Recent solo and two-person exhibitions include The Fragment Series, Gaa Gallery,  Provincetown, MA, USA; Quill Isn’t Staying Now, with Dani Leventhal ReStack, Gaa  Projects, Cologne, Germany; Leg, Limber, Lumber, Limb, Higgins Art Gallery at Cape  Cod Community College, Barnstable, MA, USA; Time Mothers, Gaa Gallery  Provincetown, MA, USA; Material Studies, Arena Gallery, Liverpool, UK; and Air of  Another Planet, Gaa Gallery, Wellfleet, MA. Her work has been included group  exhibitions at Cry Baby, Berlin, Germany; Center for Maine Contemporary Art,  Rockland, ME; SÍM Gallery, Reykjavík, Iceland; Greylight Projects, Hoensbroek,  Netherlands USA; Code Art Fair, Copenhagen, Denmark; Blue Star Contemporary Art  Museum, San Antonio, TX, USA; International Print Center, New York, NY, and Kumu  Art Museum, Tallinn, Estonia, among others. Woodbrey received an MFA from the  School of the Art Institute of Chicago in 2014. In 2007 she completed a BFA at the  School of the Museum of Fine Arts at Tufts University, where she also is the recipient of  a 2017-18 Traveling Fellowship.

Michael Zachary
Michael Zachary uses simple marks in four different colors (CMYK) to create drawings that are much more complex than the sum of their parts. He is interested in our relationship to technology and machines, in the possibility that a human being is in fact a complicated machine that uses other machines, and in the ways that our conceptions and misconceptions about what is natural and what is mechanical shape us. In his drawings, he imagines that he is the computational algorithm inside a computer chip, processing sensory “data” and sorting it into modular units. Given those limitations, he asks himself how he can find the poetry and humanity inherent in this “mechanical” way of thinking and hand processing.

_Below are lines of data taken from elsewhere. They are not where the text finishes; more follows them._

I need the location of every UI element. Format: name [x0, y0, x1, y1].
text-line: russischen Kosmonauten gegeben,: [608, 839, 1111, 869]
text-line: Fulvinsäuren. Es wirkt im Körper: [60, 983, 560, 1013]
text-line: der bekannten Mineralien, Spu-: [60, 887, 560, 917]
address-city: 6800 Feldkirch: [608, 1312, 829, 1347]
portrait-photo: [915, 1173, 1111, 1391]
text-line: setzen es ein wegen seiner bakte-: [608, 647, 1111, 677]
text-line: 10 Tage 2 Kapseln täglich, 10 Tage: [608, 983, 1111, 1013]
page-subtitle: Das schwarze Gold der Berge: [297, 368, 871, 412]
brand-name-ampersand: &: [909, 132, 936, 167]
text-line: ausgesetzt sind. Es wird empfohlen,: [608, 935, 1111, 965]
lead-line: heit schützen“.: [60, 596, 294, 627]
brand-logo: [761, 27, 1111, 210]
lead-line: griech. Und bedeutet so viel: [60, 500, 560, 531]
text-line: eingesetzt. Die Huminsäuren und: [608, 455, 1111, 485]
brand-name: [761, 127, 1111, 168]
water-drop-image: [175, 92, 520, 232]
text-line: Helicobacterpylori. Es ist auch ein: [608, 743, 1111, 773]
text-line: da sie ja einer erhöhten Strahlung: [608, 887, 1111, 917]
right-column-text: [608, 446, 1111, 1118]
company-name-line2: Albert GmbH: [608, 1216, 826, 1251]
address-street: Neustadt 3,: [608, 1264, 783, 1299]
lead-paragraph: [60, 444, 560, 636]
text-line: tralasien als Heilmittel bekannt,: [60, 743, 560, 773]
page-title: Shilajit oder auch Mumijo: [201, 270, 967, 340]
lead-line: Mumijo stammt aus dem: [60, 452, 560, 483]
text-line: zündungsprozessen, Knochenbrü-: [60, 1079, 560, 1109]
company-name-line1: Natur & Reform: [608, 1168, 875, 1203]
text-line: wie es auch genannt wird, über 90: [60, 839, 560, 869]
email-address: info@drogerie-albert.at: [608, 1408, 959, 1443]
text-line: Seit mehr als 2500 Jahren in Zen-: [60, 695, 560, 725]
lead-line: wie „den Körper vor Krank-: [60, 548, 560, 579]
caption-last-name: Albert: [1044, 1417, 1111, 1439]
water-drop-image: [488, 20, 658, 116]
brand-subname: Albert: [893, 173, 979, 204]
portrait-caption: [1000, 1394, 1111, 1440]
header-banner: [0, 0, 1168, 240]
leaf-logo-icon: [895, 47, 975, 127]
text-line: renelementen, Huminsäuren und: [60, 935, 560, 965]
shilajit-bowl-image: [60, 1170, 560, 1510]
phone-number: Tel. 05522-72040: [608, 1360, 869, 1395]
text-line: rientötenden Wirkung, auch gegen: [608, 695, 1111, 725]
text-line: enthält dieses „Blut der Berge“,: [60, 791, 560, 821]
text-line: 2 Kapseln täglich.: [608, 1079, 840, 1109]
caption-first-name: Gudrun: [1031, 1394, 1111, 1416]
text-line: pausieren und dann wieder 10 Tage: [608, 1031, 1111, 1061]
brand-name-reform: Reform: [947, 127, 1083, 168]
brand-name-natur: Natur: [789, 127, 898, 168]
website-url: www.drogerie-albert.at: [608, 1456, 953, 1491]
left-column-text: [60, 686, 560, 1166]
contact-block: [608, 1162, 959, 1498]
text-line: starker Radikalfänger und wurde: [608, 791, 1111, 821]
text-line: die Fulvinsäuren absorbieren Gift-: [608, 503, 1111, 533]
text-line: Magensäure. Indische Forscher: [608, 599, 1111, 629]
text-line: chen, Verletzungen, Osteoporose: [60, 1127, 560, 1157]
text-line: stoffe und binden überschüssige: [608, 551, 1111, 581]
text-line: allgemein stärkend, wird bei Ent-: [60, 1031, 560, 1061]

In his work, he is interested in positioning site contingency, physicality, and a sense of place and history as a counterbalance to the hyper-mobility and fungibility of contemporary image culture, particularly digital images and the internet. Although the language of these hand made images is "digital" (i.e modular, logical, combinatoric) he is most interested in what happens when that system of making is slowed down and embraces the "limitations" of becoming a cumbersome physical object that exists in a specific (and physical) space, time, and context rather than "flying free" on the internet.
A longtime Boston artist, Michael maintains a studio in East Boston, Massachusetts and is Assistant Professor of Art at Simmons University in Boston. He received his MFA from Massachusetts College of Art and Design, and is a recipient of support from The Joseph and Annie Albers Foundation, The Berkshire-Taconic Foundation’s Artist Resource Trust, The Massachusetts Cultural Council, Boston University’s Blanche Coleman Trust, Mass MoCA's Assets for Artists Grant, and The Surdna Foundation. His work has been featured at many venues including  The Portland (Maine) Museum of Art, Burren College of Art (Ireland), Frappant e.V. (Germany), Massachusetts College of Art and Design, Wheaton College, Rhode Island College, Second Street Gallery(Virginia), Lux Eros Gallery (Los Angeles), Fountain (Brooklyn), Proof Gallery (Boston), European Gallery (Boston), Area Gallery (Boston), Shelter in Place Gallery (Boston), Cost Annex (Boston), and Room68 in Provincetown, MA.